Don’t be fooled, you can still brake hard, but it needs to be a smooth and steady application. It is a good idea to practice braking in the rain in a safe location before you hit the road.


Cornering laws don’t change just because you are riding in the wet. Generate turning and cornering forces with steering and your body position. Staying upright won’t do that, so take corners the same way you normally would. However, your speed will be less than when you ride in the dry.

Speed is an important factor in your ability to go around a corner safely. Enter corners slowly and pull out steadily.


As we are sure you’ve worked out by now, when riding in the rain, you reduce your speed. This is the most important thing to remember. Carrying less speed means asking your tires to cope with less and traction becomes less of an issue. And again, it also gives you more time to react to hazards on the road.

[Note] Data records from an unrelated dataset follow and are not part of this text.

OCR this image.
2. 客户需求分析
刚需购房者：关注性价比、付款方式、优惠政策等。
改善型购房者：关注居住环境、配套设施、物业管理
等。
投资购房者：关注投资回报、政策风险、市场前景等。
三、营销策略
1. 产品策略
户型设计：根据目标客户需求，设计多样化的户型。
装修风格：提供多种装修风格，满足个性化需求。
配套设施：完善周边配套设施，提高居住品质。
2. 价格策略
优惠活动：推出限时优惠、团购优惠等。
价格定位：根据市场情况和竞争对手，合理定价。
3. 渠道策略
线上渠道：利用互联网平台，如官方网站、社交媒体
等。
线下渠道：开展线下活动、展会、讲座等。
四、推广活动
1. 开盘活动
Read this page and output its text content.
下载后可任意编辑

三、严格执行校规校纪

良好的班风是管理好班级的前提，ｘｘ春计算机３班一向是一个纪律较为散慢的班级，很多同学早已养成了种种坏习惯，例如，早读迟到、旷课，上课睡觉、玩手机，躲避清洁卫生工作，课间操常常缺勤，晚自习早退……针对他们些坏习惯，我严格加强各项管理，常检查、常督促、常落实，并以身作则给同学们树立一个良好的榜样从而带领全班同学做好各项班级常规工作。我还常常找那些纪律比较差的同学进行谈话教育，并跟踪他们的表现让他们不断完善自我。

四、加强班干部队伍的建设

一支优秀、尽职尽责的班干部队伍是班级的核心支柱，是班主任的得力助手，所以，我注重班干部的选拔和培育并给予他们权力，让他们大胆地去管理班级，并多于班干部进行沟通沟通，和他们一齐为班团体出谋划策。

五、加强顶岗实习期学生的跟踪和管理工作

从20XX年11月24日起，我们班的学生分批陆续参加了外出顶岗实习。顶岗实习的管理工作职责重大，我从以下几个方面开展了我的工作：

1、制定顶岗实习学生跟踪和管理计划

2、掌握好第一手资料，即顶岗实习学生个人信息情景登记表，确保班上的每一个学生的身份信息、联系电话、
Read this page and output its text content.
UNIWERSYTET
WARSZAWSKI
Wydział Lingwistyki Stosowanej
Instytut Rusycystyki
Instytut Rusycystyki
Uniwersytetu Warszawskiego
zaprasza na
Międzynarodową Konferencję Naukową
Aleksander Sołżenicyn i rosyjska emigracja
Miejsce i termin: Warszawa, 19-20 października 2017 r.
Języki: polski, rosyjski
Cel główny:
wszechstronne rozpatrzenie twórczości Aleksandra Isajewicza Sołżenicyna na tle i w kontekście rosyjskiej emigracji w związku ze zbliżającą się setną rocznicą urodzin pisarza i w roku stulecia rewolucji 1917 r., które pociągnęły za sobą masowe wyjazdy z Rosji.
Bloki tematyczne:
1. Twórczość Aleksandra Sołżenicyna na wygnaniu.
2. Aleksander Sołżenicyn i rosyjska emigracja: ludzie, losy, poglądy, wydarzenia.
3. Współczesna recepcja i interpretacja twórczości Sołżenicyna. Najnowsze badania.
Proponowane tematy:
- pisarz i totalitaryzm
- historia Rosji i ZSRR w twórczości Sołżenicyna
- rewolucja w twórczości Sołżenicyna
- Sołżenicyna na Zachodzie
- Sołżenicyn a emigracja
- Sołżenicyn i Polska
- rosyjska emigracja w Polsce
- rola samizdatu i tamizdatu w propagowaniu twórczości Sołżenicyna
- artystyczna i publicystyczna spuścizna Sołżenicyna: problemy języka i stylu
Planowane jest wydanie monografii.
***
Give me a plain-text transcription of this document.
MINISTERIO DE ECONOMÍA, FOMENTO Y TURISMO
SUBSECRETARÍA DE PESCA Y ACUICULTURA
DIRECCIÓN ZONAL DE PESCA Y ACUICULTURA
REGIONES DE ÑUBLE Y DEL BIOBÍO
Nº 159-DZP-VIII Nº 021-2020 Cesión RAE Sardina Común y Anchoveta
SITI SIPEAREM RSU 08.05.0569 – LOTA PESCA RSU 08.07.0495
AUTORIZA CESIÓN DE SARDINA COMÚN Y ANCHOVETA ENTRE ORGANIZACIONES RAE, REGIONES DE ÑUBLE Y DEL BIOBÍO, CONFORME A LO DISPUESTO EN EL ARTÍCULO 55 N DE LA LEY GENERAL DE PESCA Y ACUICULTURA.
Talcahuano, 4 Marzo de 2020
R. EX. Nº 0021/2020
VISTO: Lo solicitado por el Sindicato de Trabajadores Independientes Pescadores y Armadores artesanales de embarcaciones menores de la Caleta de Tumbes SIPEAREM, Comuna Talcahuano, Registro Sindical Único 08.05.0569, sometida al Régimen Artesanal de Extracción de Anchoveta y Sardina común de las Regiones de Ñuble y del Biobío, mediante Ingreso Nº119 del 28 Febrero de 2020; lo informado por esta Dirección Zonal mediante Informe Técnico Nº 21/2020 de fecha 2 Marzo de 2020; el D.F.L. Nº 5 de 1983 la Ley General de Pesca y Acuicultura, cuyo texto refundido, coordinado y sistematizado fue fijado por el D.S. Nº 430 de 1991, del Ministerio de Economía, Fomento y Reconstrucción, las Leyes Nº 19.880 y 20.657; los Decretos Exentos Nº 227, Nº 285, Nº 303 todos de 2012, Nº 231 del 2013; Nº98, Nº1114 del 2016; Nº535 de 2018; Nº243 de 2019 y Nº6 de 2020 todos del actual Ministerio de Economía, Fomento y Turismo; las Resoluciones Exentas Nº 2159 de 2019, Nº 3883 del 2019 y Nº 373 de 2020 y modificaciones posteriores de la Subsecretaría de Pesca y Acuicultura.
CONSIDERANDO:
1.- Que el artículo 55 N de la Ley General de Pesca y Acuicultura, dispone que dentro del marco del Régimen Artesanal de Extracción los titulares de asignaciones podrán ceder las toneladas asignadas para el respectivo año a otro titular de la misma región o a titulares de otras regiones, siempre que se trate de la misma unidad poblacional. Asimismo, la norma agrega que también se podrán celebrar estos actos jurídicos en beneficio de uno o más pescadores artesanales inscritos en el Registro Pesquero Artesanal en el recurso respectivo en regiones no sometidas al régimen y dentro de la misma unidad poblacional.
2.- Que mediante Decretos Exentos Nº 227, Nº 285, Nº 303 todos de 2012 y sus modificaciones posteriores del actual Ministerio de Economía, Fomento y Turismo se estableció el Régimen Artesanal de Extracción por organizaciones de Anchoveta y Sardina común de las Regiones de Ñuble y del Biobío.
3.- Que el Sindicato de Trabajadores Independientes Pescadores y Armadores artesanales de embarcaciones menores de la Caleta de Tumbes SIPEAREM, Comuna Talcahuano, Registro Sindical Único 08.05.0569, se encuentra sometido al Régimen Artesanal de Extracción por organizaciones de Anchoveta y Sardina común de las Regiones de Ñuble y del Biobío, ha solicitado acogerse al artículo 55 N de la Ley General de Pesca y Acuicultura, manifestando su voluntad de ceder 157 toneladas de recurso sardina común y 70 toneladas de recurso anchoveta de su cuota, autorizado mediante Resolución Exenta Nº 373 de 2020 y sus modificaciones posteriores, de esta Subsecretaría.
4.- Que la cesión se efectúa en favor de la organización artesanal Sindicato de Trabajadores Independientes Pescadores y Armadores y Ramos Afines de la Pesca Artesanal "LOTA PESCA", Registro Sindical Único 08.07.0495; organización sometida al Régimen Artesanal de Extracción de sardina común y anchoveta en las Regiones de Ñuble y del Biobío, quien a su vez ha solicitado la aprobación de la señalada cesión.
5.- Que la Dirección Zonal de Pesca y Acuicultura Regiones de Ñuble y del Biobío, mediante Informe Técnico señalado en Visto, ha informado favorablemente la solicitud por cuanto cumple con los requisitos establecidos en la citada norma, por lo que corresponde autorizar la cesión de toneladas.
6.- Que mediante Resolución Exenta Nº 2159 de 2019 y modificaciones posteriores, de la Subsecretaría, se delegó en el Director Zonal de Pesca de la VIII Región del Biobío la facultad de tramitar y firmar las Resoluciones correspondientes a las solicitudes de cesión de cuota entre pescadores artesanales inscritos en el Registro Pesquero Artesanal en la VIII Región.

Riding tense can be a bad influence on your ability and your riding. Being rigid on your motorcycle means you’ll struggle to ride smoothly, and smooth riding is essential in the rain. Smooth braking and accelerating combined with smooth decision making are the key to reducing the importance of traction.

Don’t sit upright and rigid, loosen up. This way you are prepared for any loss of traction and there will be no full body movements which will mess with your handlebars and bike control.  Being loose helps absorb slips and slides, meaning you can stay in control and on two wheels.